Here’s an outstanding op-ed posted yesterday to the Flathead Beacon web site. Recommended reading . . .
In preface to commenting on Stewart Brandborg’s opinion piece on wilderness issues (Dec. 16 Beacon: “Today’s Wilderness Challenge”), I would like to acknowledge with gratitude the service that he and others like Howard Zahniser, Mardy and Olaus Murie, and Aldo Leopold rendered in establishing the framework of our National Wilderness Preservation System. These men and women fought for decades to establish a legacy that benefits all Americans from active users to passive appreciators. Nonetheless, I must offer an alternative perspective to Stewart’s injunction to “resist the fuzzy, fuzzy Neverland of collaboration” when addressing critical wilderness issues.

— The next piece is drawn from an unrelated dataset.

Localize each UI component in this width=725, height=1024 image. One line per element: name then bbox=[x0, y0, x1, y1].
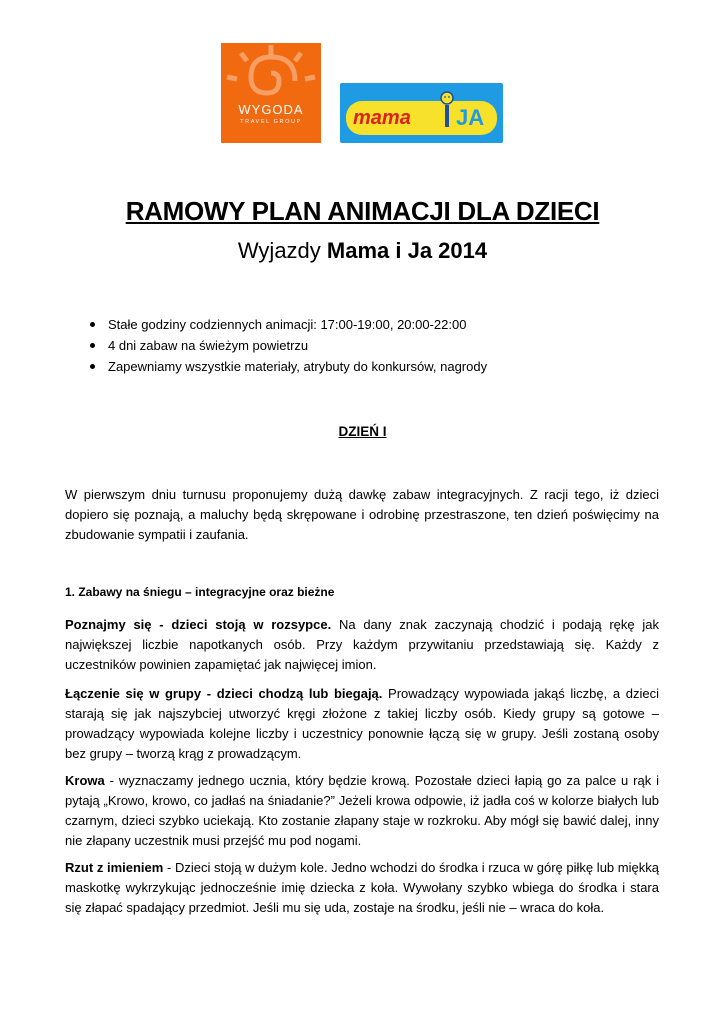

The Wilderness Preservation System certainly made my career with the U.S. Forest Service immeasurably more rewarding. In my final career assignment, I was supervisor of the Humboldt-Toiyabe National Forest, a forest of 6.3 million acres, including 1.2 million acres of congressionally-designated wilderness. In addition, the H-T has about 3 million acres of roadless areas, de-facto wilderness as it were, that was the subject of intense battles to determine what part should be formally included by Congress in the Wilderness Preservation System.
Managing wilderness is also challenging and much more than a passive exercise in “let it be.” Stewardship of designated wilderness areas is bound by the mandates of the 1964 Wilderness Act. And therein lie many of our management challenges. The introductory section of the 1964 Wilderness Act is inspiring and oft-quoted: “an enduring resource of wilderness…where earth and its community of life are untrammeled by man…” But as a counterpoint to these two paragraphs of poetic vision the Wilderness Act concludes with two pages of exceptions allowing various non-wilderness practices to continue. A cynic might say “Yeah right, untrammeled by man except for multiple airstrips, irrigation reservoirs and ditches, livestock grazing, mineral exploration and mining” – all allowed under the 1964 Act.
What lessons can we draw from these contradictions in the 1964 Act? The most stalwart wilderness proponents will point to these contradictions as ample evidence of the dangers of compromise. As executive director of the Wilderness Society in 1964, Stewart Brandborg no doubt vigorously discussed the concessions that wilderness advocates and their congressional allies should make to enact a wilderness bill. In the final analysis I believe that we would not have had a Wilderness Preservation System instituted in 1964 without concessions to other interests. Alliances had to be built with some who were not fully aligned with wilderness protection. In the end the perfect did not become the enemy of the good.
And for the future?
First, we must manage designated wilderness to minimize impacts on the values outlined in the Wilderness Act and to eliminate, by all legal means, incompatible uses. Within the limits of public health and safety, ecological forces like wildfire should be allowed to play their natural role. Keeping the wild in this wilderness should be our ultimate metric.
Second, we must proceed on the wilderness designation question. The fight for a comprehensive statewide Montana wilderness bill has seemed never-ending. Progress has been piecemeal. I do not believe further progress can be made without bringing various interested parties to the table despite the dangers these parties might perceive in such a process. Yes, this will involve collaboration and compromise. Wilderness advocates will not be fully satisfied. Some areas may get other designations such as National Recreation Area status to accommodate non-wilderness recreation uses and other management objectives.
I certainly cannot speak for the Montana Wilderness Association or local representatives of the Wilderness Society, but I applaud their hard work on efforts such as the Blackfoot Clearwater Stewardship Project as they engage other groups such as Pyramid Lumber and motorized recreation clubs. I know these groups wrestle with difficult questions in meeting with other interested parties: “Have we given too much? Does this affect our core principles?”
For me there are multiple payoffs for such efforts. Not only is there the prospect of additional wilderness designation and better stewardship of our natural resources, but we also further the goal of a more civil society where citizens with diverse interests can exchange ideas and work together.